Pada saat yang sama pria pendek dan gemuk itu berbicara, pria paruh baya berjubah putih dan lelaki tua kurus di kedua sisinya juga memandang ketiganya. Namun, ketiganya menatap Li Yan sejenak, mata mereka menunjukkan ketertarikan.
“Wen Xinliang dari Puncak Xiaozhu dan dua adikku memberi hormat kepada tiga senior.” Wen Xinliang melihat ketiganya segera setelah ia masuk. Ia hanya melirik mereka sekilas. Meskipun Sekte Wangliang menguasai semua sekte kultivasi dalam radius satu juta mil, ia tetap sangat sopan kepada ketiga kultivator Inti Emas itu. Ia tidak menunjukkan sikap arogan dari sekte besar, melainkan sangat rendah hati. Setelah berbicara, ia membungkuk dengan hormat, dan Li Yan serta saudaranya di belakangnya mengikuti.

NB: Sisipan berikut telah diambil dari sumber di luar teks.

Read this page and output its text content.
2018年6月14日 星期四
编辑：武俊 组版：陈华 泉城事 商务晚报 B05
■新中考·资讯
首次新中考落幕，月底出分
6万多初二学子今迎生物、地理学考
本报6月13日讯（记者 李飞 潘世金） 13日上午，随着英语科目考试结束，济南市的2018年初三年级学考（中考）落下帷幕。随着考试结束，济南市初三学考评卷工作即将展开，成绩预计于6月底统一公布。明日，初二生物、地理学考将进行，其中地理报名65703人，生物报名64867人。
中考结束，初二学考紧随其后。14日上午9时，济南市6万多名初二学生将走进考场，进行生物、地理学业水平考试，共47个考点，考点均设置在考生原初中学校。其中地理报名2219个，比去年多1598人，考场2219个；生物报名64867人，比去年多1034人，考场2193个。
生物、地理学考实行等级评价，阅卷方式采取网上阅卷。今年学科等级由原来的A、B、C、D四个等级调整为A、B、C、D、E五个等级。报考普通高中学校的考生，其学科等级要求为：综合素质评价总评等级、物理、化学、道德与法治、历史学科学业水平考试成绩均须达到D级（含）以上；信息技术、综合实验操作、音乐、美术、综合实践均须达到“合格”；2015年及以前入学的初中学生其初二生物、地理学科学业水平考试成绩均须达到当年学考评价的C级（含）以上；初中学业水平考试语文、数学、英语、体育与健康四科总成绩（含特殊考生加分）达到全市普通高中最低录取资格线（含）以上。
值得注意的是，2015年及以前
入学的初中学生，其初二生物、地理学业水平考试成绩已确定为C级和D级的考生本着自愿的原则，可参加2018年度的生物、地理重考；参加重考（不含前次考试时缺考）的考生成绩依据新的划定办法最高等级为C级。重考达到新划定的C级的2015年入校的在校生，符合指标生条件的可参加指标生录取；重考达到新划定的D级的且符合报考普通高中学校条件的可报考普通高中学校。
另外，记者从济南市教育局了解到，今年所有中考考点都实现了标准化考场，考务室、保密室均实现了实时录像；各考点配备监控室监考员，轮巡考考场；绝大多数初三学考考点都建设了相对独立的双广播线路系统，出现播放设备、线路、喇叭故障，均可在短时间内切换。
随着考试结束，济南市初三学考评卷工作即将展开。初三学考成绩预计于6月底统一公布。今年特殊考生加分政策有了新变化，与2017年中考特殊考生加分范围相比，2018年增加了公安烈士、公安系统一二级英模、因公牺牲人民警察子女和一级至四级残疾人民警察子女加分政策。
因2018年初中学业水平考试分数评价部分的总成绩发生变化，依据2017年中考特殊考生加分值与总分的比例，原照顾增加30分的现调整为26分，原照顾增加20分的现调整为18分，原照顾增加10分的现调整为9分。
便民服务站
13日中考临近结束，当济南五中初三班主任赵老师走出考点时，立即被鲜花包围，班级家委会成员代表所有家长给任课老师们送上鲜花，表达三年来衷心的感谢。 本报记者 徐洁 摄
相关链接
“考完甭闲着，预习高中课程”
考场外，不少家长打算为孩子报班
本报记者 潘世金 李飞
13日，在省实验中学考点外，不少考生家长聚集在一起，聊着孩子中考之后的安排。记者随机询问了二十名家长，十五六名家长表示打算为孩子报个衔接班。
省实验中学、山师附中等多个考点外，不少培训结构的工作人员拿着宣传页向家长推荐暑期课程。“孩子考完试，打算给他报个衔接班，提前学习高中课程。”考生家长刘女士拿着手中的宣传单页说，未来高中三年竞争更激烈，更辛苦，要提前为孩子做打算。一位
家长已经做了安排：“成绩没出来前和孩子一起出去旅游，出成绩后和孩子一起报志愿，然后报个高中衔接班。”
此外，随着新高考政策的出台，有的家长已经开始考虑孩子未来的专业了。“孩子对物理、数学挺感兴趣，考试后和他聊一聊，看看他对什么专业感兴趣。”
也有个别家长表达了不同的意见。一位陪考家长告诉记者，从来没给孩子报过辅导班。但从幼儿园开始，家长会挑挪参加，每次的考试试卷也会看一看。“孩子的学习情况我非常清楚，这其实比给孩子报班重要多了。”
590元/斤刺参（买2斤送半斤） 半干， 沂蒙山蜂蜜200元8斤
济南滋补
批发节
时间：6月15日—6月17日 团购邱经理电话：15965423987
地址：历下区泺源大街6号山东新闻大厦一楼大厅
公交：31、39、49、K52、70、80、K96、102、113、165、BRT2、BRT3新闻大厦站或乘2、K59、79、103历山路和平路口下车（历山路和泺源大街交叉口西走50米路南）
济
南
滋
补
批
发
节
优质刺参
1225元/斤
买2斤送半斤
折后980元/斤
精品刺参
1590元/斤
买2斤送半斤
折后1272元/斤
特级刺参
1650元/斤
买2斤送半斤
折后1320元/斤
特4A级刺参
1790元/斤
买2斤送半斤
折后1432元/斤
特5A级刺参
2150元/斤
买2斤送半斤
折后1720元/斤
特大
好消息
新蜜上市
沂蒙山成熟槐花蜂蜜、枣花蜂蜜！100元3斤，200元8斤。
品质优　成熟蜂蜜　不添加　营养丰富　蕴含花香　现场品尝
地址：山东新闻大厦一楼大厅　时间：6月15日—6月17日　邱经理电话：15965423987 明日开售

Ketiga orang di ujung meja cukup puas dengan perilaku mereka. Lagipula, jika ketiganya terlalu agresif, mereka paling-paling hanya akan menimbulkan sedikit masalah bagi Wen Xinliang dan teman-temannya, tetapi mereka tidak akan pernah berani membunuh mereka. Melihat sikap mereka, mereka merasa agak lega; jika tidak, akan sulit untuk melanjutkan.
Wen Xinliang tidak mengenali ketiganya. Meskipun ia pernah ke sini dua kali sebelumnya, bukan ketiga kultivator Inti Emas ini yang dilihatnya saat itu. Ia melirik ke samping ke arah Lin Daqiao, yang sedikit di belakangnya, dan Lin Daqiao menggelengkan kepalanya sedikit, jelas tidak mengenali mereka juga.
“Ketiga murid junior saya, mohon maaf atas formalitas ini dan silakan duduk.” Pria gemuk berjanggut di tengah tersenyum tipis dan menunjuk ke beberapa kursi di aula di bawah.